Well the Dual Intel(R) Xeon(R) CPU E5-2420 0 @ 1.90GHz of course as it was the fastest chip in the test, SSL TPS is pretty much a pure CPU operation after all....
However we were very impressed with the new Intel® Atom 8 core processor C2750 that we managed to get our hands on, awful boot up time on the motherboard as its a pre-production trial unit... But very nice performance figures for such a small low power board....
Incidentally all of our Dell units and our ENTERPRISE MAX. unit at Loadbalancer.org use the Intel(R) Xeon(R) CPU E3-1220 V2 @ 3.10GHz, which clocks a fairly respectable 3600 SSL TPS!
But getting back to the point of this article, that's the same processor as the top of the range Kemp R-320 load balancer: http://kemptechnologies.com/emea/server-load-balancing-appliances/loadmaster-r320/overview.

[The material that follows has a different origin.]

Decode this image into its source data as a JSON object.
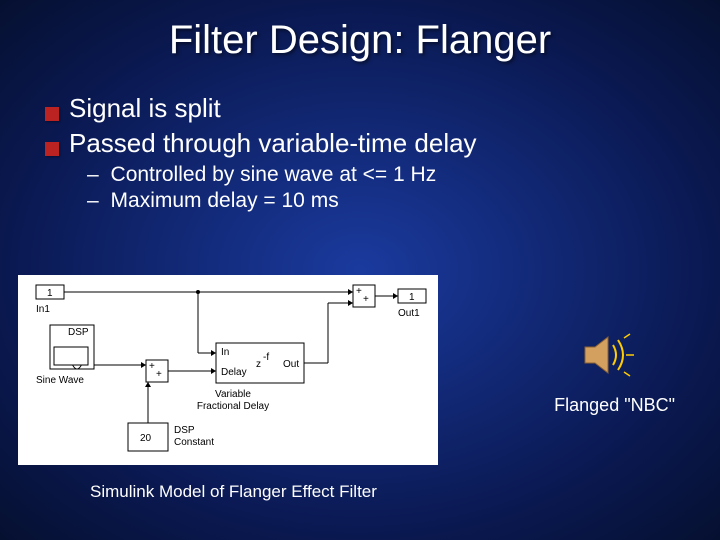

So why do they claim 8,000 SSL TPS on their web site?: http://kemptechnologies.com/emea/server-load-balancing-appliances/product-matrix.html.
Deliberately provocative question by the way... Kemp sell a great product, we are just making the point that SSL stats as with all stats should be taken with a pinch of salt!
Just found another really nice blog on open source SSL performance by Vincent Bernat.